Mrs. Meir’s address to the Assembly washer first appearance on the podium during this session, although she has been here since September 25. She spoke to a capacity attendance during the Assembly’s “general debate,” a procedure giving Foreign Ministers and other delegation heads the opportunity of outlining the overall foreign policies of their respective governments. After her half-hour address, she received loud and prolonged applause from diplomats in the Assembly auditorium, while many delegation chairmen rose to greet her and shake her hand as she walked the long middle aisle on her way back to her seat in the Assembly.

NOTES INCREASED MIDDLE EAST TENSION; CITES ARAB THREATS TO ISRAEL

Mrs. Meir noted increasing tensions in the Middle East in the last year, saying that the tensions, often involving Israel, were mainly due to inter-Arab conflicts and struggles. Israel, she said, has been the main target of belligerency. She recalled that Israel’s four armistice agreements in 1949 were intended to end conflicts and to be a transition toward full peace.

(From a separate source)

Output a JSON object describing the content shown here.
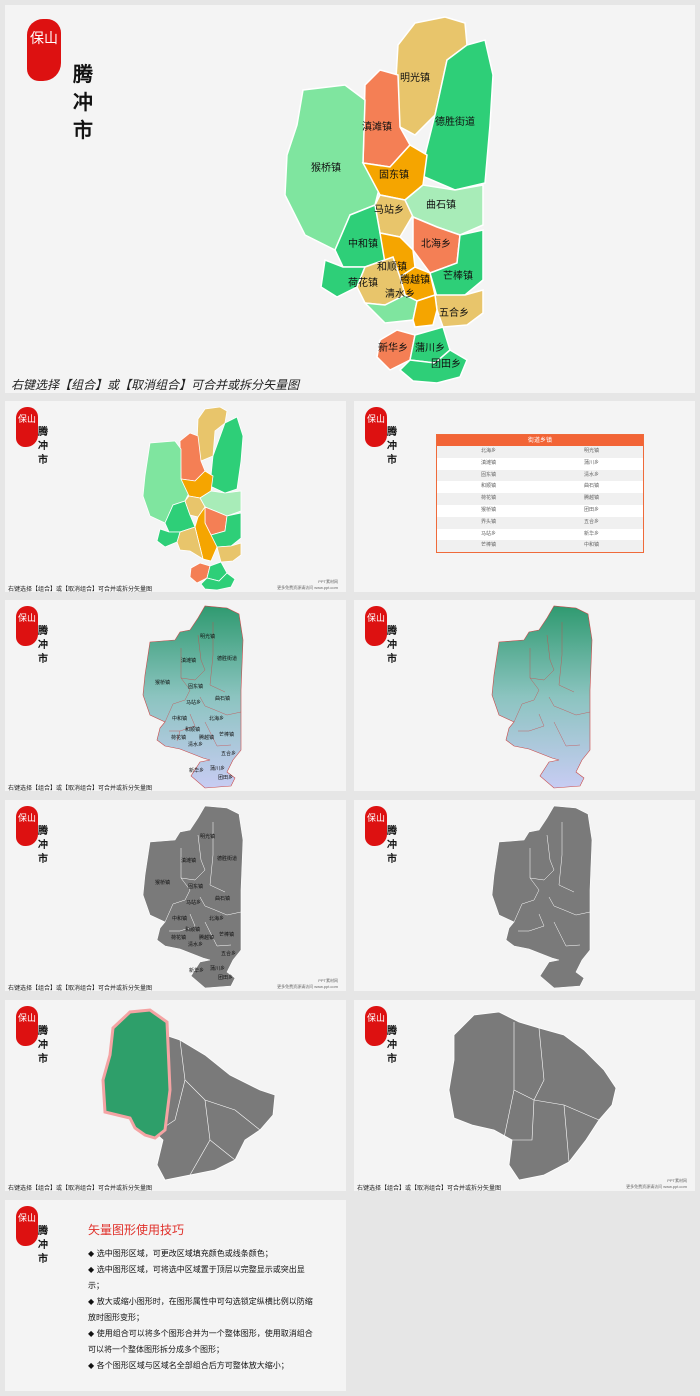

“Yet, 14 years later, ” she told the Assembly, “our Arab neighbors still openly declare themselves to be in a state of war with Israel, and are constantly threatening to attack it. What is more, hostility is becoming heavily armed. A constant stream of weapons, of a more and more modern and lethal character, is being unloaded in the ports of Arab countries at the very moment when their representatives plead from this rostrum for peace and disarmament. Mercenary German scientists and technicians are hired by Egypt to develop non-conventional weapons of mass destruction, and rockets are paraded in the streets of Cairo with public boasts by its President that they can strike at any point in Israel. Simultaneously, a massive military build-up of conventional arms is proceeding.”

Mrs. Meir stressed that if Israel were to be attacked, it would know how to defend itself effectively. “But Israel is not seeking a military victory. Our objective is the prevention of war and the preservation of peace,” she said. She pointed out that the rapidly escalating arms race in the Middle East gravely endangers the peace and stability of the area. “At the same time, it consumes the precious and limited resources so urgently needed to lift large parts of its inhabitants from the depths of poverty, illiteracy and disease, ” she emphasized.

Mrs. Meir hit at the Soviet Union’s persecution of Jews in the USSR, but avoided mentioning the Soviet Union by name. She told the Assembly: “There is one large Jewish community today that is not permitted freely to practice its religion, to attend to its spiritual needs, or to develop its cultural life–whose observance of traditions carries with it punishment and suffering– and that must witness our Holy Scriptures and the language in which it was handed on through the generations, abused and suppressed.”